Pedro Adán Gordón Gallardo Jr. (21 January 1906 - 8 March 1966) was a Panamanian swimmer. Born in Taboga, he worked as a mechanic and competed in local swimming events before representing Panama at the 1928 Summer Olympics, where he was the country's sole participant and first Olympian. After his career, he worked as a coach at a local pool and for two Panamanian delegations at the Central American and Caribbean Games.

==Early life and education==
Pedro Adán Gordón Gallardo Jr. was born on 21 January 1906 in Taboga, Panama. For his education, he studied at the School of Arts and Crafts and worked as a mechanic, later working as a workshop instructor.

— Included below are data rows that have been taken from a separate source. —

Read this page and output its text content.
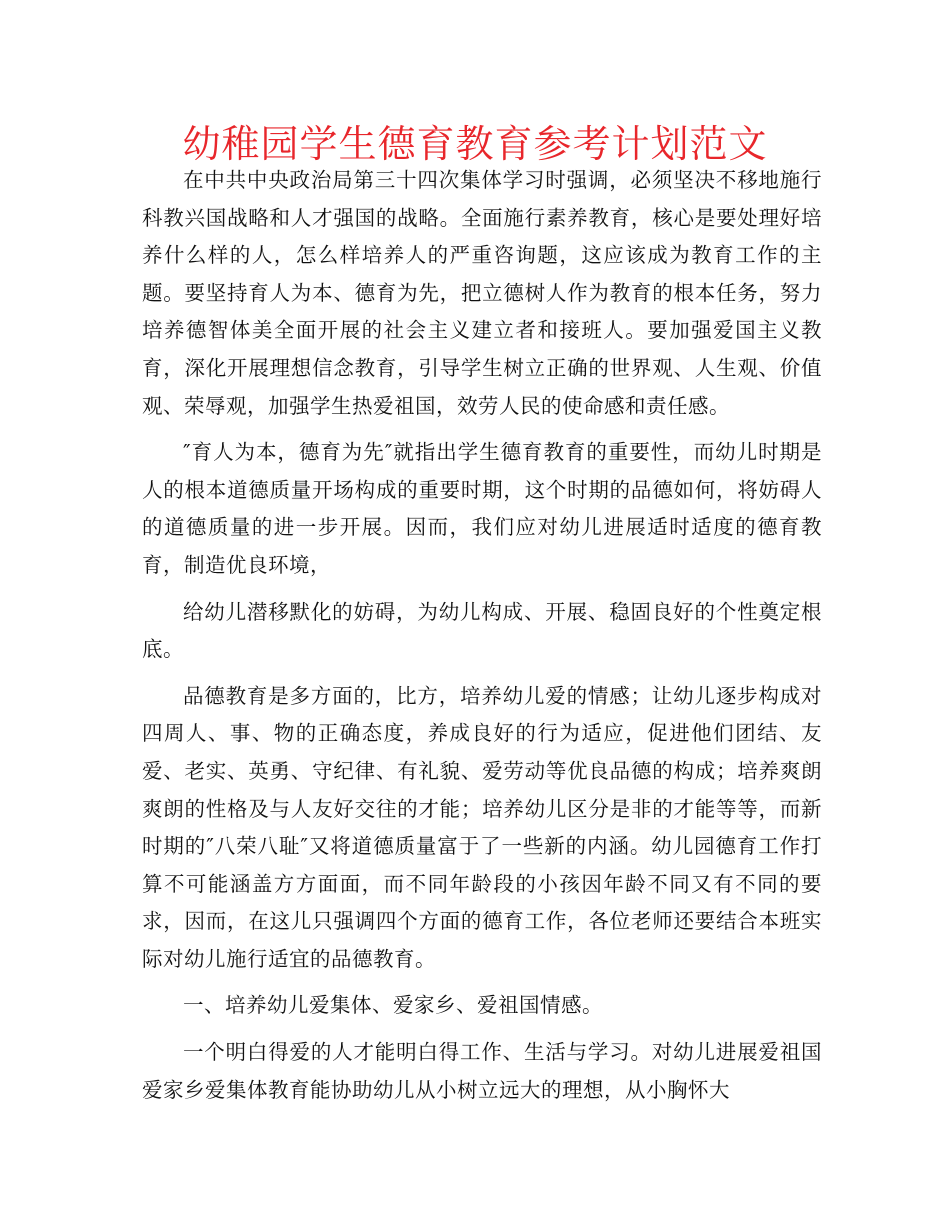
幼稚园学生德育教育参考计划范文

在中共中央政治局第三十四次集体学习时强调，必须坚决不移地施行科教兴国战略和人才强国的战略。全面施行素养教育，核心是要处理好培养什么样的人，怎么样培养人的严重咨询题，这应该成为教育工作的主题。要坚持育人为本、德育为先，把立德树人作为教育的根本任务，努力培养德智体美全面开展的社会主义建立者和接班人。要加强爱国主义教育，深化开展理想信念教育，引导学生树立正确的世界观、人生观、价值观、荣辱观，加强学生热爱祖国，效劳人民的使命感和责任感。

″育人为本，德育为先″就指出学生德育教育的重要性，而幼儿时期是人的根本道德质量开场构成的重要时期，这个时期的品德如何，将妨碍人的道德质量的进一步开展。因而，我们应对幼儿进展适时适度的德育教育，制造优良环境，

给幼儿潜移默化的妨碍，为幼儿构成、开展、稳固良好的个性奠定根底。

品德教育是多方面的，比方，培养幼儿爱的情感；让幼儿逐步构成对四周人、事、物的正确态度，养成良好的行为适应，促进他们团结、友爱、老实、英勇、守纪律、有礼貌、爱劳动等优良品德的构成；培养爽朗爽朗的性格及与人友好交往的才能；培养幼儿区分是非的才能等等，而新时期的″八荣八耻″又将道德质量富于了一些新的内涵。幼儿园德育工作打算不可能涵盖方方面面，而不同年龄段的小孩因年龄不同又有不同的要求，因而，在这儿只强调四个方面的德育工作，各位老师还要结合本班实际对幼儿施行适宜的品德教育。

一、培养幼儿爱集体、爱家乡、爱祖国情感。

一个明白得爱的人才能明白得工作、生活与学习。对幼儿进展爱祖国爱家乡爱集体教育能协助幼儿从小树立远大的理想，从小胸怀大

During this time, he swam regularly in Taboga and participated in swimming competitions on the beaches of Bella Vista and near a waterwheel in San Felipe. He was nicknamed the "Human Fish" because of his speed in the water.

==Career and later life==
With the creation of the Panamanian Sports Federation in the 1920s, invitations were sent out to sports clubs to compete for Panama at the 1928 Summer Olympics in Amsterdam. After not receiving an invitation, Gordón decided to fund his own participation. In Amsterdam, Gordón was the only athlete for Panama's first appearance at an Olympic Games and was also designated as the flag bearer for the nation during the opening ceremony.

Gordón first competed in the fifth preliminary heat of the men's 400 metre freestyle on 7 August. There, he placed fourth out of the five swimmers in the heat and failed to advance. He then competed in the fourth preliminary heat of the men's 100 metre freestyle three days later. There, he recorded a time of 1:10.8, placed last out of the three swimmers that competed, and failed to advance.

Gordón continued his sporting career until the 1930 Central American and Caribbean Games in Havana, where he instead served as a coach for the Panamanian swimming team. For the 1938 Central American and Caribbean Games held in Panama City, he served as a delegate, assistant coach, and an administrator of the pool used for the Games. For around three decades, he worked as an administrator and taught swimmers at the pool. He later died on 8 March 1966 in Panama City at the age of 60. After his death, the pool was renamed the Piscina Adán Gordón.